2010 has some odd quirks, including the use of
state-of-the-art 1980’s equipment to represent the ship’s computers and display
screens — with the odd result that it looks more dated than the flat-screen
panels of 2001. (It’s weird, to
say the least, to see this many cathode-ray tubes in a movie that was supposed
to be a high-tech portrait of the future when the cathode-ray tube had
virtually ceased to exist as either a computer display or a TV screen by the
real 2010! But then, a lot of
movies that depicted the acme of high-tech when they were made — including the
1957 film Desk Set, featuring a
state-of-the-art IBM computer which now looks incredibly anachronistic — have
gained unwitting entertainment value by their sheer datedness!) There’s also a
back-handed tribute to the original film’s creator in the name of Russian
cosmonaut Tanya Kirbuk (played by an actress named Helen Mirren who’d become a
much bigger “name” later) — the last name is, except for one letter, an anagram
of “Kubrick.” Overall, 2010 is a
quite well-done and insightful science-fiction piece, suffering from the
inevitable comparisons with the original (I regard 2001 not only as the best science-fiction film ever made
but one of the best films ever made, period) and nowhere nearly as
envelope-pushing (even Douglas Rain as the voice of HAL sounds more chipper
than he did in the first film, and I suspect he was speaking in a higher vocal
range here), but one of the better entries in a genre that has actually produced great literature but all
too few movies worthy of it — and all too many God-awful cheapies (at least
half of the films mocked on Mystery Science Theatre 3000 were science-fiction “B”’s).
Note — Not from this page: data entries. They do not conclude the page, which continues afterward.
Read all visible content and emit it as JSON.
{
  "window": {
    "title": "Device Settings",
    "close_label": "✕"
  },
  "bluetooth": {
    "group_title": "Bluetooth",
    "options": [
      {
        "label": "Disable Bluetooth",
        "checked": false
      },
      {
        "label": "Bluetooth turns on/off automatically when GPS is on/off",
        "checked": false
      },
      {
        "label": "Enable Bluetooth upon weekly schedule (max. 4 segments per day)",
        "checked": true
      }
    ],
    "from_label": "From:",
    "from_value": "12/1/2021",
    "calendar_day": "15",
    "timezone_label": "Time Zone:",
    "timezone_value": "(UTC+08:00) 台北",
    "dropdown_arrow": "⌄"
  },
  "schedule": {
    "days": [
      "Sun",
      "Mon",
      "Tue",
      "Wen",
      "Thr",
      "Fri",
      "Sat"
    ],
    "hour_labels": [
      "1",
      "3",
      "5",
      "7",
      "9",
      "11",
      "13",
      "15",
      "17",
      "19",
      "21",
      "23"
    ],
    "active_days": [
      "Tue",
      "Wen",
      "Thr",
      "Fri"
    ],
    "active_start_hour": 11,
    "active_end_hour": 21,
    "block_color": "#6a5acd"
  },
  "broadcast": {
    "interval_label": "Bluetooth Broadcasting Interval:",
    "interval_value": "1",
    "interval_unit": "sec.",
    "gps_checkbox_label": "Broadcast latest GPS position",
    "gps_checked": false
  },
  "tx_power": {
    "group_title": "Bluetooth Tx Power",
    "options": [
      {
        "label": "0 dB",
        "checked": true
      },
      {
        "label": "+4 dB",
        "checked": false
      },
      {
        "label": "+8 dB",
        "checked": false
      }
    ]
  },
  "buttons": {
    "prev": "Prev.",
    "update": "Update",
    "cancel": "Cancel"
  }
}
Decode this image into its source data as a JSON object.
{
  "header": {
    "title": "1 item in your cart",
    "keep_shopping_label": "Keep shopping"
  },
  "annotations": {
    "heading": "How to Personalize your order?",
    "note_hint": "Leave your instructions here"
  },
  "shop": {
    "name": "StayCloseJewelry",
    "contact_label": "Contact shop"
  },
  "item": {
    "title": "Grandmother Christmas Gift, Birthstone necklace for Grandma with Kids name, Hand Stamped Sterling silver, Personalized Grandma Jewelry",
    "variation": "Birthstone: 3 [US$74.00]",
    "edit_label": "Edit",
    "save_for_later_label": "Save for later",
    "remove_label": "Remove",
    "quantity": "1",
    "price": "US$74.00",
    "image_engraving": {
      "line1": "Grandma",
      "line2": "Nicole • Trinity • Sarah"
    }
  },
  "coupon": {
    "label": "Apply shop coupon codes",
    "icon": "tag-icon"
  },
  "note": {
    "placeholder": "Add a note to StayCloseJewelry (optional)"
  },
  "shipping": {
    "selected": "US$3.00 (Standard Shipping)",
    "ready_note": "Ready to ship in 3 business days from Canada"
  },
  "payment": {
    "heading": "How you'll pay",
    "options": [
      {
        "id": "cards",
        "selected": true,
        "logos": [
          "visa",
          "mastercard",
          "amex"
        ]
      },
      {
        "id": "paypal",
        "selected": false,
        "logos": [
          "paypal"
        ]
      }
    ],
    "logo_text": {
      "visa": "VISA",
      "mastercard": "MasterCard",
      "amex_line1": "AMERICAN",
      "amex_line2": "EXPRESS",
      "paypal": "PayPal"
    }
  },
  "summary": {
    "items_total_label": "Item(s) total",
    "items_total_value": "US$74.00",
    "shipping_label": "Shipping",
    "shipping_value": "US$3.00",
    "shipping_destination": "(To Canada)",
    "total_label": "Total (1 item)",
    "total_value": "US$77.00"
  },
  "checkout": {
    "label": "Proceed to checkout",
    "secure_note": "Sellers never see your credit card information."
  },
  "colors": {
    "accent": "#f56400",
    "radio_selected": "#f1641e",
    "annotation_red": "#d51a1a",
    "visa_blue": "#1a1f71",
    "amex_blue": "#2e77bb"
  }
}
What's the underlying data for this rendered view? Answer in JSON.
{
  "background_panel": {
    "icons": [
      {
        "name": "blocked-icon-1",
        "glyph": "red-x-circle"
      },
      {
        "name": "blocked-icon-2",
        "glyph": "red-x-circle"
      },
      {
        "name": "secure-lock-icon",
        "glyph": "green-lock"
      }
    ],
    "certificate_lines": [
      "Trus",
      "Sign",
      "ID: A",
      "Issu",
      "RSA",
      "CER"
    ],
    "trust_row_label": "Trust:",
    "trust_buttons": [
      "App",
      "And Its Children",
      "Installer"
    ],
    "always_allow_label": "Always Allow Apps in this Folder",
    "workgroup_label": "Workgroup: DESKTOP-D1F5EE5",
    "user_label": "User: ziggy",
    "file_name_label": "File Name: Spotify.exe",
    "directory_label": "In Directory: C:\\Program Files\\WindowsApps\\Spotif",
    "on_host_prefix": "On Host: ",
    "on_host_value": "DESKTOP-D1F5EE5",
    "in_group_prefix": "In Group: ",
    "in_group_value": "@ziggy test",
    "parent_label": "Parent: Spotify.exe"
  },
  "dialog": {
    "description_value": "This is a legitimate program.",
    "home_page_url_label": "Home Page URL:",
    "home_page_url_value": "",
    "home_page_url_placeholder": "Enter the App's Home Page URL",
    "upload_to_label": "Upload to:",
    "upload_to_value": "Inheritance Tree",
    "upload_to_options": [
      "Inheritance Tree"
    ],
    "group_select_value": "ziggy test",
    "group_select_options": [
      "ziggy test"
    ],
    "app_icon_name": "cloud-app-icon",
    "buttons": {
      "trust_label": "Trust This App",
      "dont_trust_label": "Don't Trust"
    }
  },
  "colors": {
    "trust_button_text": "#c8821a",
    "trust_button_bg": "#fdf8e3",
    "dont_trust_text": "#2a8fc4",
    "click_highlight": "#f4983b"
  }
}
One ironic bit of
trivia on the imdb.com page for 2010
is that all the models representing spacecraft and the interior sets of Discovery had to be rebuilt for this film (2010 was shot at the main MGM studio in Culver City, now
the home of Sony Pictures Entertainment, whereas the original 2001 had been shot at MGM’s satellite studio in Boreham
Wood, England) because Kubrick had ordered them destroyed at the end of his
production, and I suspect the reason he did that was less that he was worried
about someone wanting to make a sequel and more that he didn’t want some “B”
producer to rent or buy his sets, make an awful movie with them and have
audiences going, “Hey, I remember that! That’s from 2001!”